Soccer is like a religion in Brazil and the 2014 World Cup is offering inmates in the South American host nation a shot at redemption.
“My life has changed direction,” said sun-beaten Thiago Ferreira, a 26-year-old convicted drug trafficker who is helping renovate the Belo Horizonte soccer stadium, which will host a number of World Cup games.
Ferreira, who joined a state reintegration program, said he regretted his drug-dealing days and regarded his new job — he looks after the tools on the site — as “a great second chance” to rebuild his life.
Under an agreement between the Brazilian government and local authorities in the 12 cities hosting 2014 World Cup games, at least 5 percent of the workers building or renovating the stadiums must be prisoners.
The inmates are selected after a rigorous evaluation process by a group of social workers, lawyers and psychologists.
In Belo Horizonte, capital of the southeastern state of Minas Gerais, Ferreira is one of 16 inmates from a local prison selected to work on the stadium alongside almost 1,500 other workers.
Every morning, he wakes up at 4am to help complete the renovation of the the 67,000-seat Mineirao stadium by the deadline late this year.
Once finished, the stadium will host the FIFA Confederations Cup next year and the World Cup the following year.
For three days of work, each inmate earns one day off his sentence.
“For us who are in the semi-open prison regime, this is a great opportunity that we must seize because a life of crime has only two possible outcomes: the wheelchair or six feet under,” Ferreira said.
After two years and five months in jail, he cannot wait to walk free next month and continue working at the Mineirao arena, where he is paid about 250 euros (US$320) a month, slightly above the minimum wage.
With that pay, he can support his wife, his one-month-old son and his mother.
“I hope to show my son all that I went through so that he does not make the same mistakes, and to give him all the things I did not have in my life,” said Ferreira, who was entitled to conjugal visits, proudly showing pictures of his baby boy on his cellphone.

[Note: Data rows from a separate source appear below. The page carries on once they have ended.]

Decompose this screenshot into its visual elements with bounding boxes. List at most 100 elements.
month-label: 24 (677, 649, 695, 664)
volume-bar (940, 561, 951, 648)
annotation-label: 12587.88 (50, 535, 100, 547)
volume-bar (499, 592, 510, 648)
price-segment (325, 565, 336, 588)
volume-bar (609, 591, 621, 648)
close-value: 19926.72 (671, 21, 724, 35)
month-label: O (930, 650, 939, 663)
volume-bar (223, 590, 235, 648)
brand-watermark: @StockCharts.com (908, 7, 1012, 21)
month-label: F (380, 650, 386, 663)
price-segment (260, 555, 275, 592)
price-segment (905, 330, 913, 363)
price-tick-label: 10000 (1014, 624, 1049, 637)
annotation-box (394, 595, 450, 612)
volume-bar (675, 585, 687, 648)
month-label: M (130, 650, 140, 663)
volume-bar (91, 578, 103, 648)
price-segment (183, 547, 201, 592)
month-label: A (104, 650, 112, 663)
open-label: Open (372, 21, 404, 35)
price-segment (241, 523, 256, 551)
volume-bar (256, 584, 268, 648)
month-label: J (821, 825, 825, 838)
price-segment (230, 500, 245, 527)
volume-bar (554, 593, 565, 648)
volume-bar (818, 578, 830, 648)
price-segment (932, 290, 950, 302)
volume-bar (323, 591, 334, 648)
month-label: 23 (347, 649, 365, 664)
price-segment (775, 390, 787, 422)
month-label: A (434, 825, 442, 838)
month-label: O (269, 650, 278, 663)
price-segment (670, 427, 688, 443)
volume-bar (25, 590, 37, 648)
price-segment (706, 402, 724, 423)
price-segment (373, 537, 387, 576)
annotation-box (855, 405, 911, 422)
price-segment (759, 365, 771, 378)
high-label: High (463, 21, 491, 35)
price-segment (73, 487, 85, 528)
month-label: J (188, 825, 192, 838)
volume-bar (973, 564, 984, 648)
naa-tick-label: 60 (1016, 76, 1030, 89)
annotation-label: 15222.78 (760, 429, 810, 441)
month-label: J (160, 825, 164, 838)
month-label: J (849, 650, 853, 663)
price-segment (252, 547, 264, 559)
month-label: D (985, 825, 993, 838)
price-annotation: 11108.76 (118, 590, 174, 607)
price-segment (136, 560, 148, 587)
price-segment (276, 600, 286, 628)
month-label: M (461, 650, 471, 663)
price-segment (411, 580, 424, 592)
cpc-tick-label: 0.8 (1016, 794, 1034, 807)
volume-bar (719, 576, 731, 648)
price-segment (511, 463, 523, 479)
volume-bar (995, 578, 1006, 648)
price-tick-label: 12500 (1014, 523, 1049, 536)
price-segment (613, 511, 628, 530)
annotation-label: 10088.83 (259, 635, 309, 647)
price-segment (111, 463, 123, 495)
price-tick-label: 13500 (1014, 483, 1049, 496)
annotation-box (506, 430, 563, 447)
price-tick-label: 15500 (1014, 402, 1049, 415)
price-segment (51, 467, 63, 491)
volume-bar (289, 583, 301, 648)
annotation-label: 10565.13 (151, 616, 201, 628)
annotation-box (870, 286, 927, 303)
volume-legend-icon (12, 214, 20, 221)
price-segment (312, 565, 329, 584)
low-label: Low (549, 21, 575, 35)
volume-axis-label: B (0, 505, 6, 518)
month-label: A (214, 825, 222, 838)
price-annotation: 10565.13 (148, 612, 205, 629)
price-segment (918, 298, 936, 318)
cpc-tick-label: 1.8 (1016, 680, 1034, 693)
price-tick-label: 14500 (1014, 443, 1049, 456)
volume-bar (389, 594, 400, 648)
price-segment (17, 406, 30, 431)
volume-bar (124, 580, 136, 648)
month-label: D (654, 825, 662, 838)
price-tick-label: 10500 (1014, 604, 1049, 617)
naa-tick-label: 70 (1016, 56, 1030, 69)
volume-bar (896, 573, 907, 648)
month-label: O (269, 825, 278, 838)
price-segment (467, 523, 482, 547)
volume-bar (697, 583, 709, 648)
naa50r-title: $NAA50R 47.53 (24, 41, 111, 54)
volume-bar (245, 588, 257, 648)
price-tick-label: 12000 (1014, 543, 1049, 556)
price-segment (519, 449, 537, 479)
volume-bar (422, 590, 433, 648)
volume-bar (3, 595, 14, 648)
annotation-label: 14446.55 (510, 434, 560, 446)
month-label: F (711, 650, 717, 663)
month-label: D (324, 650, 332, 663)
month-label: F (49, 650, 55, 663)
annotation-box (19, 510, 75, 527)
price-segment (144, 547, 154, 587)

At 11am workers leave the rubble of the Mineirao and drop their tools in the shed run by Ferreira, turning the area into a makeshift cafeteria.
Francisco das Chagas Queiroz, who spent 17 years in jail for a bank robbery, is one of this month’s model employees and has been rewarded for his efficiency and devotion to duty by being put in charge of logistics.
The 52-year-old Queiroz sees the recognition from his supervisors as “a great honor” and hopes to continue working on the site when he completes his sentence.
“It is clear I came here to make a difference. And with God’s help, I succeeded and they appreciate my work. I was promoted after 12 days to help coordinate things,” Queiroz said. “Work on the [stadium] reconstruction is an honor. To be valued in a big company is something that makes you feel good.”
Queiroz expressed no remorse over his past crimes, saying: “I am what I am because of the difficulties I went through.”
The former shopkeeper has a punishing daily schedule, starting work at the stadium at 5am, going to nursing school at 6pm, before returning to his cell close to midnight.
Reminiscing about his past, he said he began stealing in the 1980s when he was battling the military dictatorship, which held power from 1964 to 1985.
He said that in 1977 to 1978, he knew Dilma Rousseff, then a Marxist guerrilla and now Brazil’s first woman president.
“She was awesome,” Queiroz said admiringly. “She risked her life for others.”